Protocol
研究批准:实验方案得到根据Decreto卫生意大利外交部(意大利,罗马)批准legislativo 27 gennaio 1992年,N。 116“Attuazione德拉Direttiva六百○九分之八十六/ CEE在时珍迪protezione阿布鲁animali utilizzati一个FINI sperimentaliØ广告altri FINI scientificiñ。”
1.获取皮肤样本
- 安乐死颈椎脱位鼠标。
- 耳:
- 切出鼠标的耳朵无毛部分。
- 独立的背部和腹部的侧拉他们除了用钳子。轻轻刮钳耳的内部部分除去任何残留的软骨。
- 躯干部皮肤:
- 都与电动剃须刀和精致的化妆水脱毛剃须动物的整皮。
- 切断所需的皮肤样品(约2cm 2至整个动物皮肤)。
- 如果切断了整个背部和VEN二尖瓣小鼠皮肤,使在小鼠沿着围绕鼠标主体的剃区域的边界背面,然后切的中间垂直切割。
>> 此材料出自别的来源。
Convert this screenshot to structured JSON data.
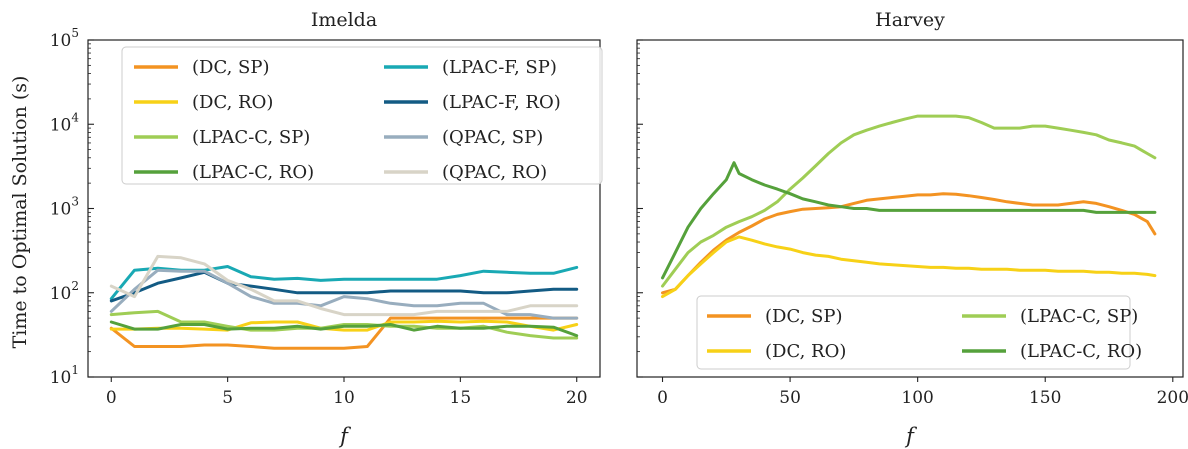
{
  "figure": {
    "ylabel": "Time to Optimal Solution (s)",
    "yticks": [
      {
        "value": 10,
        "label": "10",
        "exp": "1"
      },
      {
        "value": 100,
        "label": "10",
        "exp": "2"
      },
      {
        "value": 1000,
        "label": "10",
        "exp": "3"
      },
      {
        "value": 10000,
        "label": "10",
        "exp": "4"
      },
      {
        "value": 100000,
        "label": "10",
        "exp": "5"
      }
    ]
  },
  "colors": {
    "(DC, SP)": "#f39322",
    "(DC, RO)": "#f7d117",
    "(LPAC-C, SP)": "#9fcd55",
    "(LPAC-C, RO)": "#55a13b",
    "(LPAC-F, SP)": "#19a9b4",
    "(LPAC-F, RO)": "#135b84",
    "(QPAC, SP)": "#98adbe",
    "(QPAC, RO)": "#d8d4c7"
  },
  "chart_data": [
    {
      "type": "line",
      "title": "Imelda",
      "xlabel": "f",
      "ylabel": "Time to Optimal Solution (s)",
      "yscale": "log",
      "xlim": [
        -1,
        21
      ],
      "ylim": [
        10,
        100000
      ],
      "xticks": [
        0,
        5,
        10,
        15,
        20
      ],
      "legend": {
        "position": "upper-left",
        "columns": 2
      },
      "x": [
        0,
        1,
        2,
        3,
        4,
        5,
        6,
        7,
        8,
        9,
        10,
        11,
        12,
        13,
        14,
        15,
        16,
        17,
        18,
        19,
        20
      ],
      "series": [
        {
          "name": "(DC, SP)",
          "values": [
            38,
            23,
            23,
            23,
            24,
            24,
            23,
            22,
            22,
            22,
            22,
            23,
            50,
            50,
            50,
            50,
            50,
            50,
            50,
            50,
            50
          ]
        },
        {
          "name": "(DC, RO)",
          "values": [
            37,
            37,
            38,
            38,
            37,
            36,
            44,
            45,
            45,
            38,
            36,
            36,
            45,
            45,
            46,
            45,
            46,
            45,
            40,
            36,
            42
          ]
        },
        {
          "name": "(LPAC-C, SP)",
          "values": [
            55,
            58,
            60,
            45,
            45,
            40,
            36,
            36,
            38,
            38,
            42,
            42,
            40,
            40,
            38,
            38,
            40,
            34,
            31,
            29,
            29
          ]
        },
        {
          "name": "(LPAC-C, RO)",
          "values": [
            45,
            37,
            37,
            42,
            42,
            37,
            38,
            38,
            40,
            37,
            40,
            40,
            42,
            36,
            40,
            38,
            38,
            40,
            40,
            39,
            31
          ]
        },
        {
          "name": "(LPAC-F, SP)",
          "values": [
            85,
            185,
            195,
            185,
            185,
            205,
            155,
            145,
            148,
            140,
            145,
            145,
            145,
            145,
            145,
            160,
            180,
            175,
            170,
            170,
            200
          ]
        },
        {
          "name": "(LPAC-F, RO)",
          "values": [
            80,
            100,
            130,
            150,
            175,
            130,
            120,
            110,
            100,
            100,
            100,
            100,
            105,
            105,
            105,
            105,
            100,
            100,
            105,
            110,
            110
          ]
        },
        {
          "name": "(QPAC, SP)",
          "values": [
            60,
            110,
            185,
            180,
            180,
            130,
            90,
            75,
            75,
            70,
            90,
            85,
            75,
            70,
            70,
            75,
            75,
            55,
            55,
            50,
            50
          ]
        },
        {
          "name": "(QPAC, RO)",
          "values": [
            120,
            90,
            270,
            260,
            220,
            140,
            110,
            80,
            80,
            65,
            55,
            55,
            55,
            55,
            60,
            60,
            60,
            60,
            70,
            70,
            70
          ]
        }
      ]
    },
    {
      "type": "line",
      "title": "Harvey",
      "xlabel": "f",
      "yscale": "log",
      "xlim": [
        -10,
        204
      ],
      "ylim": [
        10,
        100000
      ],
      "xticks": [
        0,
        50,
        100,
        150,
        200
      ],
      "legend": {
        "position": "lower-center",
        "columns": 2
      },
      "series": [
        {
          "name": "(DC, SP)",
          "points": [
            [
              0,
              100
            ],
            [
              5,
              110
            ],
            [
              10,
              160
            ],
            [
              15,
              230
            ],
            [
              20,
              320
            ],
            [
              25,
              420
            ],
            [
              30,
              520
            ],
            [
              35,
              620
            ],
            [
              40,
              750
            ],
            [
              45,
              850
            ],
            [
              50,
              920
            ],
            [
              55,
              980
            ],
            [
              60,
              1000
            ],
            [
              65,
              1020
            ],
            [
              70,
              1050
            ],
            [
              75,
              1150
            ],
            [
              80,
              1250
            ],
            [
              85,
              1300
            ],
            [
              90,
              1350
            ],
            [
              95,
              1400
            ],
            [
              100,
              1450
            ],
            [
              105,
              1450
            ],
            [
              110,
              1500
            ],
            [
              115,
              1480
            ],
            [
              120,
              1420
            ],
            [
              125,
              1350
            ],
            [
              130,
              1280
            ],
            [
              135,
              1200
            ],
            [
              140,
              1150
            ],
            [
              145,
              1100
            ],
            [
              150,
              1100
            ],
            [
              155,
              1100
            ],
            [
              160,
              1150
            ],
            [
              165,
              1200
            ],
            [
              170,
              1150
            ],
            [
              175,
              1050
            ],
            [
              180,
              950
            ],
            [
              185,
              850
            ],
            [
              190,
              700
            ],
            [
              193,
              500
            ]
          ]
        },
        {
          "name": "(DC, RO)",
          "points": [
            [
              0,
              90
            ],
            [
              5,
              110
            ],
            [
              10,
              160
            ],
            [
              15,
              220
            ],
            [
              20,
              300
            ],
            [
              25,
              400
            ],
            [
              30,
              460
            ],
            [
              35,
              420
            ],
            [
              40,
              380
            ],
            [
              45,
              350
            ],
            [
              50,
              330
            ],
            [
              55,
              300
            ],
            [
              60,
              280
            ],
            [
              65,
              270
            ],
            [
              70,
              250
            ],
            [
              75,
              240
            ],
            [
              80,
              230
            ],
            [
              85,
              220
            ],
            [
              90,
              215
            ],
            [
              95,
              210
            ],
            [
              100,
              205
            ],
            [
              105,
              200
            ],
            [
              110,
              200
            ],
            [
              115,
              195
            ],
            [
              120,
              195
            ],
            [
              125,
              190
            ],
            [
              130,
              190
            ],
            [
              135,
              190
            ],
            [
              140,
              185
            ],
            [
              145,
              185
            ],
            [
              150,
              185
            ],
            [
              155,
              180
            ],
            [
              160,
              180
            ],
            [
              165,
              180
            ],
            [
              170,
              175
            ],
            [
              175,
              175
            ],
            [
              180,
              170
            ],
            [
              185,
              170
            ],
            [
              190,
              165
            ],
            [
              193,
              160
            ]
          ]
        },
        {
          "name": "(LPAC-C, SP)",
          "points": [
            [
              0,
              120
            ],
            [
              5,
              190
            ],
            [
              10,
              300
            ],
            [
              15,
              400
            ],
            [
              20,
              480
            ],
            [
              25,
              600
            ],
            [
              30,
              700
            ],
            [
              35,
              800
            ],
            [
              40,
              950
            ],
            [
              45,
              1200
            ],
            [
              50,
              1700
            ],
            [
              55,
              2300
            ],
            [
              60,
              3200
            ],
            [
              65,
              4500
            ],
            [
              70,
              6000
            ],
            [
              75,
              7500
            ],
            [
              80,
              8500
            ],
            [
              85,
              9500
            ],
            [
              90,
              10500
            ],
            [
              95,
              11500
            ],
            [
              100,
              12500
            ],
            [
              105,
              12500
            ],
            [
              110,
              12500
            ],
            [
              115,
              12500
            ],
            [
              120,
              12000
            ],
            [
              125,
              10500
            ],
            [
              130,
              9000
            ],
            [
              135,
              9000
            ],
            [
              140,
              9000
            ],
            [
              145,
              9500
            ],
            [
              150,
              9500
            ],
            [
              155,
              9000
            ],
            [
              160,
              8500
            ],
            [
              165,
              8000
            ],
            [
              170,
              7500
            ],
            [
              175,
              6500
            ],
            [
              180,
              6000
            ],
            [
              185,
              5500
            ],
            [
              190,
              4500
            ],
            [
              193,
              4000
            ]
          ]
        },
        {
          "name": "(LPAC-C, RO)",
          "points": [
            [
              0,
              150
            ],
            [
              5,
              300
            ],
            [
              10,
              600
            ],
            [
              15,
              1000
            ],
            [
              20,
              1500
            ],
            [
              25,
              2200
            ],
            [
              28,
              3500
            ],
            [
              30,
              2600
            ],
            [
              35,
              2200
            ],
            [
              40,
              1900
            ],
            [
              45,
              1700
            ],
            [
              50,
              1500
            ],
            [
              55,
              1300
            ],
            [
              60,
              1200
            ],
            [
              65,
              1100
            ],
            [
              70,
              1050
            ],
            [
              75,
              1000
            ],
            [
              80,
              1000
            ],
            [
              85,
              950
            ],
            [
              90,
              950
            ],
            [
              95,
              950
            ],
            [
              100,
              950
            ],
            [
              105,
              950
            ],
            [
              110,
              950
            ],
            [
              115,
              950
            ],
            [
              120,
              950
            ],
            [
              125,
              950
            ],
            [
              130,
              950
            ],
            [
              135,
              950
            ],
            [
              140,
              950
            ],
            [
              145,
              950
            ],
            [
              150,
              950
            ],
            [
              155,
              950
            ],
            [
              160,
              950
            ],
            [
              165,
              950
            ],
            [
              170,
              900
            ],
            [
              175,
              900
            ],
            [
              180,
              900
            ],
            [
              185,
              900
            ],
            [
              190,
              900
            ],
            [
              193,
              900
            ]
          ]
        }
      ]
    }
  ]
}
- 轻轻地在肌肤由腹膜和背部肌肉分开,用钳子保持皮肤样本,同时还与分离手术剪刀或手术刀的封闭圆边提示皮肤样本。
- 制备含有10ml冰冷的PBS的100毫米细胞培养板。
- 通过浸没在步骤1.3.3准备好的平板在PBS的皮肤样本,并刮用钳子皮肤样本消除皮下脂肪。
- 尾巴:
- 切断小鼠的尾部。
- 就用外科剪刀或外科手术刀,从尾基部开始并延伸到尾部的末端的尾部的垂直切割。
- 使用镊子取下从尾部皮肤。抢切的尾巴根部的边缘,向前端按住轻轻一拉用钳子尾体。
- 轻轻刮皮肤样本中删除任何多余的脂肪。
- 暴客
- 切出手术剪整个鼠标脚。避免切割任何毛茸茸的皮肤。
- 从脚踝到的数字开始切脚的皮肤纵向。
- 用镊子或用手抓住的同时用钳子皮肤握住脚踝骨头和拉扯皮肤朝向数字仿佛脱下手套。
2.消化
- 准备从原液(如材料清单制备)用下列配方的消化鸡尾酒:酶混合物(参见规格材料清单)300微克/毫升,DNAse1 50单位/毫升。稀释RPMI 5%FBS。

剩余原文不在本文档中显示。